Developing countries like India have no mandatory mitigation obligations or targets under the Kyoto Protocol.
The Kyoto Protocol was adopted in 1997
First commitment period was from 2008-2012.
At Doha in 2012, the amendments to Kyoto Protocol for the 2nd commitment period (the Doha Amendment) were successfully adopted for the period 2013- 2020. Developed countries have already started implementing their commitments under the ‘opt-in’ provisions of the Doha Amendment.
India has always emphasized the importance of climate actions by developed country Parties in the pre-2020 period. Besides, it has advocated climate actions based on the principles and provisions of the Convention, such as the principle of Equity and Common but differentiated responsibilities and respective capabilities (CBDR & RC).
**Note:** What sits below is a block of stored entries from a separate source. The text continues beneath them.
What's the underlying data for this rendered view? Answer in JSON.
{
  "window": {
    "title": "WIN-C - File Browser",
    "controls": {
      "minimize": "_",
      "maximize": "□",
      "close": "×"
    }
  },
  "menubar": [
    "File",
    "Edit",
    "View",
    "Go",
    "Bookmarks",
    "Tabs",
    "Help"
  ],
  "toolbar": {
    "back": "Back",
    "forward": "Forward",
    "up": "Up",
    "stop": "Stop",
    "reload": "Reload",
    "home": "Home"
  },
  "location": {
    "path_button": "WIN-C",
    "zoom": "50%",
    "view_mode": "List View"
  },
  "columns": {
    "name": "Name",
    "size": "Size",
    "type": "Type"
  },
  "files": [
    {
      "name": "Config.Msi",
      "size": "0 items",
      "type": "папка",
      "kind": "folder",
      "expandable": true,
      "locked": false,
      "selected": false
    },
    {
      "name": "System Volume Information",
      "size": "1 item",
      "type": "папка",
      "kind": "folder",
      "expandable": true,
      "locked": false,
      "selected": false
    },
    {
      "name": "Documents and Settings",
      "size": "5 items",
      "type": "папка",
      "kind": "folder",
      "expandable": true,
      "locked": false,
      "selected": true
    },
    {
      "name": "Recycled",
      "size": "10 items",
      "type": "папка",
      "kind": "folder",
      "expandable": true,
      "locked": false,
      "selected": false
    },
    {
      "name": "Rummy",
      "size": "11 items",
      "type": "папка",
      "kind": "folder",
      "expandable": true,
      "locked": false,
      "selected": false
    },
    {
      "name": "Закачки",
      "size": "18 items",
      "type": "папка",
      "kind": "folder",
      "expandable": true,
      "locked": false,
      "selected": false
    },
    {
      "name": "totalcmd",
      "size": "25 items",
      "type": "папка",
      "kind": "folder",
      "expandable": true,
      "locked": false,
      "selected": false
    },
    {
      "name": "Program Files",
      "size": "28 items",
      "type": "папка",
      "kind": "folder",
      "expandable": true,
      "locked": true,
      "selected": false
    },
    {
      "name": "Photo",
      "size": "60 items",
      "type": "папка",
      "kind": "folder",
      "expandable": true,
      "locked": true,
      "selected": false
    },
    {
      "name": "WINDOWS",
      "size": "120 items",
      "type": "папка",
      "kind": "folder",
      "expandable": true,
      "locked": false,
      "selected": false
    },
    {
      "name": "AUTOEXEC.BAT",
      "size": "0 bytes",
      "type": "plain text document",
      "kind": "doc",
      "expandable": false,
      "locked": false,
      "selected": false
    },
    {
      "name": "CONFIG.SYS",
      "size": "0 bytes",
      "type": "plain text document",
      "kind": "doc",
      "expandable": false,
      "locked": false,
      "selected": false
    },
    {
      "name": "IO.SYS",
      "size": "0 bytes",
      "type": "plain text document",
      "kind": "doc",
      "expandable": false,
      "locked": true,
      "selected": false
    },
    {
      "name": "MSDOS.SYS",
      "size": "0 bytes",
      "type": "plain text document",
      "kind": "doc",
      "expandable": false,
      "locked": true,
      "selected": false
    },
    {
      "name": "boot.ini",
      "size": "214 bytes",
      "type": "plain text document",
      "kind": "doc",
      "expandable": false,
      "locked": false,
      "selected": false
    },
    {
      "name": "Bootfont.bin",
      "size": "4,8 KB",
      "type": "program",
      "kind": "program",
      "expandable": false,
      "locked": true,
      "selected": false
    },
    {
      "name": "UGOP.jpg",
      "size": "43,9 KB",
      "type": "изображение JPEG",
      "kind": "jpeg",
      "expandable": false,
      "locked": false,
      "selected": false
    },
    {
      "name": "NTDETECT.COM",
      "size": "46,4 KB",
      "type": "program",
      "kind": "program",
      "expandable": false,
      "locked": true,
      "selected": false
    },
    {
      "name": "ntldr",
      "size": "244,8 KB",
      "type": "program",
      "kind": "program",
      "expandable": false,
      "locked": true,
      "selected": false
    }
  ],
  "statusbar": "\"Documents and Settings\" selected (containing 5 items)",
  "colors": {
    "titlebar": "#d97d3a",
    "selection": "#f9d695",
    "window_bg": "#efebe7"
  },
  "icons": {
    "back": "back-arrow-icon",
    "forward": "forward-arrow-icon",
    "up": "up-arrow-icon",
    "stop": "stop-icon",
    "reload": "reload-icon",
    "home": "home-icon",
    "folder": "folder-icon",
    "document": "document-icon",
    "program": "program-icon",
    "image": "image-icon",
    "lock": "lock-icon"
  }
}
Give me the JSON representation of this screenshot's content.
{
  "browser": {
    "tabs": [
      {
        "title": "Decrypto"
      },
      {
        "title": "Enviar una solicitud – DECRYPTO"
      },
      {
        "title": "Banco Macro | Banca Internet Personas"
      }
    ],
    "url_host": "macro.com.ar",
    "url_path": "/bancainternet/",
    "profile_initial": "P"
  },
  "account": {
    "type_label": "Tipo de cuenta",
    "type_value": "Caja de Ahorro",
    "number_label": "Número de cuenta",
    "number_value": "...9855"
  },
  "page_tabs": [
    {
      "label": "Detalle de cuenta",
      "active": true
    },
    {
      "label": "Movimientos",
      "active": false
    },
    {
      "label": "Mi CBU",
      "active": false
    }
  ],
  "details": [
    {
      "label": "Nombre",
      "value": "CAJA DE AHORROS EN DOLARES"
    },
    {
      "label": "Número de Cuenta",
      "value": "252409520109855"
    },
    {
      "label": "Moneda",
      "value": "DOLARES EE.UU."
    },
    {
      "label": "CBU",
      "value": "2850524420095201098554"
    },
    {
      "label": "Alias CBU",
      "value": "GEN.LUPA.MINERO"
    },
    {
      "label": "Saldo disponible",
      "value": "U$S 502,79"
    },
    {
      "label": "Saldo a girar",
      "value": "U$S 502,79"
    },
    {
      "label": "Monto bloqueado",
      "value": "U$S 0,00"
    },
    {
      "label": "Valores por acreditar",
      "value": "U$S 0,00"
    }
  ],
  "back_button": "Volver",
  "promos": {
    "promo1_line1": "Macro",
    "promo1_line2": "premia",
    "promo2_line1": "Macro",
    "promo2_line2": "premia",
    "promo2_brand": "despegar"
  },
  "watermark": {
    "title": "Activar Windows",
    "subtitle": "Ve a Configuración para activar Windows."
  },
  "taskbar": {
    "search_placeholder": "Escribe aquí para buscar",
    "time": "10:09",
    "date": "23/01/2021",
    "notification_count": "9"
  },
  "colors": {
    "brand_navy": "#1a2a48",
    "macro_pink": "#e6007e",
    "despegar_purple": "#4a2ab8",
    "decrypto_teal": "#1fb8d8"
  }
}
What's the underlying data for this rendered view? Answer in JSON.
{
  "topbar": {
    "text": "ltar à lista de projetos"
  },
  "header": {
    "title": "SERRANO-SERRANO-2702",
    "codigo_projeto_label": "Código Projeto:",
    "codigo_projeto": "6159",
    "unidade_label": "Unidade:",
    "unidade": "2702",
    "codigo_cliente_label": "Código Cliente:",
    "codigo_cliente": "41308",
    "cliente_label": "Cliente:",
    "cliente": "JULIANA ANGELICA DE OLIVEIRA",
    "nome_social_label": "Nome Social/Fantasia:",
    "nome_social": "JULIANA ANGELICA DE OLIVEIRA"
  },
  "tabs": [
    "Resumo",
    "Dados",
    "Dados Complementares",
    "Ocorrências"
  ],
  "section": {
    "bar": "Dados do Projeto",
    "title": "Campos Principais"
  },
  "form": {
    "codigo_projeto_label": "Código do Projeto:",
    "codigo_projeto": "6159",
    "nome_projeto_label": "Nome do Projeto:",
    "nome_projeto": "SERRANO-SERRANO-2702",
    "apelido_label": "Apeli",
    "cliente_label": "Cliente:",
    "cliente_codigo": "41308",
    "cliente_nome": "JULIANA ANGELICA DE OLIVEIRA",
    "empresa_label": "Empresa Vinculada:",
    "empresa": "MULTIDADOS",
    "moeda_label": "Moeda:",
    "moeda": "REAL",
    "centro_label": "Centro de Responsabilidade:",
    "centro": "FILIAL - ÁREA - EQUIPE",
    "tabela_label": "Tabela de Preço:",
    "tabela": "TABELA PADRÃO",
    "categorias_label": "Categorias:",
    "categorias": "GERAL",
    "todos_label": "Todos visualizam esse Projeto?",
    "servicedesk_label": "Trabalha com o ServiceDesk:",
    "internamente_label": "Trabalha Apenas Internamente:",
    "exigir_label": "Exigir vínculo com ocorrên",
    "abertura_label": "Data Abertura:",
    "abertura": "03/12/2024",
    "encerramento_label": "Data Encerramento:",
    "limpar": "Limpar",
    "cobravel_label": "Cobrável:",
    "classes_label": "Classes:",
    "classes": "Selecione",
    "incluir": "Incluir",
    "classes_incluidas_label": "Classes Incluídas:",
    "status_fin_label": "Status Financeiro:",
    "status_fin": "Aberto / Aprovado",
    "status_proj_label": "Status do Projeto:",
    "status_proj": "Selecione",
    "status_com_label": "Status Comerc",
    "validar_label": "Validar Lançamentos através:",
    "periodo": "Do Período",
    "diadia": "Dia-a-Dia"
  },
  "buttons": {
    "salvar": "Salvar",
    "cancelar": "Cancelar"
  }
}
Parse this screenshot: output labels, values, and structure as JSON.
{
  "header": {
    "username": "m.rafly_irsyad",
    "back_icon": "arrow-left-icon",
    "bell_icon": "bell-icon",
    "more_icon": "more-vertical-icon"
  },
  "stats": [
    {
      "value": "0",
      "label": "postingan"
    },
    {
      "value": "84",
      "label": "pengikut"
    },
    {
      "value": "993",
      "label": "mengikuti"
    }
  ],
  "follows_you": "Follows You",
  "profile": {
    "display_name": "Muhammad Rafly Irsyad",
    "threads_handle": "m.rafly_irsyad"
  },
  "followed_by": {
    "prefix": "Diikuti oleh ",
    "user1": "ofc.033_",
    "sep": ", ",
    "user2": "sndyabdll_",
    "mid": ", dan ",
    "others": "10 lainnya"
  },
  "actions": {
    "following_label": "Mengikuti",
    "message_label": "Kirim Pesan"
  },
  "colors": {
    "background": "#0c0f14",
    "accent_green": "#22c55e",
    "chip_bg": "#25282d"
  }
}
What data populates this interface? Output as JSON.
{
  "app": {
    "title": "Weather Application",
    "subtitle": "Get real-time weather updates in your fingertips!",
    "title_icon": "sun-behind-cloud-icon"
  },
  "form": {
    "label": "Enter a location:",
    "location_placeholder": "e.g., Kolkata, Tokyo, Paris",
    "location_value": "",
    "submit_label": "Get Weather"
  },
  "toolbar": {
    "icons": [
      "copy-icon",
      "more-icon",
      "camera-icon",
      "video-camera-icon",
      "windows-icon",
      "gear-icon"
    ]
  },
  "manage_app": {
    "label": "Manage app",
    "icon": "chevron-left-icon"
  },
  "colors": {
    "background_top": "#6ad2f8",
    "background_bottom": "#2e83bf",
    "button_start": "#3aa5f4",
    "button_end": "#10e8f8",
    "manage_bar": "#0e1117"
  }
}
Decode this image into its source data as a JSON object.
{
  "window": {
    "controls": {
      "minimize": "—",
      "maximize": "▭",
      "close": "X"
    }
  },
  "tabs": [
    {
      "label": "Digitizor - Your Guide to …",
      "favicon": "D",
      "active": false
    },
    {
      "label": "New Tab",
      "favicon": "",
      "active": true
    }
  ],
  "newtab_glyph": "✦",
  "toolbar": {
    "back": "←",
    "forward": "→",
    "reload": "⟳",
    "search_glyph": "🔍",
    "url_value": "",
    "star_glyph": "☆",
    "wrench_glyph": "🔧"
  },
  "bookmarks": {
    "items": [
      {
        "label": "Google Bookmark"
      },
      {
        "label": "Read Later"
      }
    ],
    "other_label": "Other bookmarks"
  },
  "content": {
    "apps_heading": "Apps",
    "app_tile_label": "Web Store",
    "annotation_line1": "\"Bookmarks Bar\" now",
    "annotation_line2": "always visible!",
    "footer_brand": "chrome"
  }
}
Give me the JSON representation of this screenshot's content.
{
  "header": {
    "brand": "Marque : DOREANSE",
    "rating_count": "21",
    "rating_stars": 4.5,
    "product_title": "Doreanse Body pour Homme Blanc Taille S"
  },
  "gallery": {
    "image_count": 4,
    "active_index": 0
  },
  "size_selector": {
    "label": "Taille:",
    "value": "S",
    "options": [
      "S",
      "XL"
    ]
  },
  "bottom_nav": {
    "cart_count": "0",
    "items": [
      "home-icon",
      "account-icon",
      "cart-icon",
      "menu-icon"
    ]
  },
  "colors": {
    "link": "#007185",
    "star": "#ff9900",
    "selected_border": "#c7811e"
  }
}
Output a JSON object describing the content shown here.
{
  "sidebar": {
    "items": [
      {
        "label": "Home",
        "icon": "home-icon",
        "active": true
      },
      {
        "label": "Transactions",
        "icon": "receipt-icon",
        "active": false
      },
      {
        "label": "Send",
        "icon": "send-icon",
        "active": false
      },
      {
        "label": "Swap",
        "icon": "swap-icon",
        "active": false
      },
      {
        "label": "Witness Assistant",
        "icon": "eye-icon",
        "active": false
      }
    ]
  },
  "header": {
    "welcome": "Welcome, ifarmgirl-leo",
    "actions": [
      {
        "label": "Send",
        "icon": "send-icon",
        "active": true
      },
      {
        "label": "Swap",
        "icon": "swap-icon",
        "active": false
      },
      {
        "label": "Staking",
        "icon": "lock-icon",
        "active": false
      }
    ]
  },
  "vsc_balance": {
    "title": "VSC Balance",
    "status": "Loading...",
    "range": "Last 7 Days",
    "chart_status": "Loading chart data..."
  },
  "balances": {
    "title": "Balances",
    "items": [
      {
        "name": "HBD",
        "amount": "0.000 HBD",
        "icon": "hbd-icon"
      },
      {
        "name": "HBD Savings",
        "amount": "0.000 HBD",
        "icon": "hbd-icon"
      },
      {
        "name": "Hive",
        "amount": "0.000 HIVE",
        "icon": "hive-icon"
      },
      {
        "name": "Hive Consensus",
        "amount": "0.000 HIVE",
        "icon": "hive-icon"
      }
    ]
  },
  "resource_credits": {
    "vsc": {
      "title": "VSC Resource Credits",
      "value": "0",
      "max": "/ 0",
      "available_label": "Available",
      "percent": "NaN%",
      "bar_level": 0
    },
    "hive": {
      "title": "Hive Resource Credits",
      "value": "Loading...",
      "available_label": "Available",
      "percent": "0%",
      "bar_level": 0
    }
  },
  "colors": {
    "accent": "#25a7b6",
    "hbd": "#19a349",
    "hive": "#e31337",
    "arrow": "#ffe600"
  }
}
CBDT issues Guiding Principles for determination of Place of Effective Management (POEM) of a Company
About– The concept of Place of Effective Management (POEM) for deciding the Residential Status of a company was introduced by the Finance Act, 2015.
The intent is to target shell companies and companies which are created for retaining income outside India although real control and management of affairs is located in India.
It is emphasised that these guidelines are not intended to cover foreign companies or to tax their global income, merely on the ground of presence of Permanent Establishment or Business connection in India.
POEM guidelines shall not apply to companies having turnover or gross receipts of Rs. Fifty (50) Crore or less in a financial year.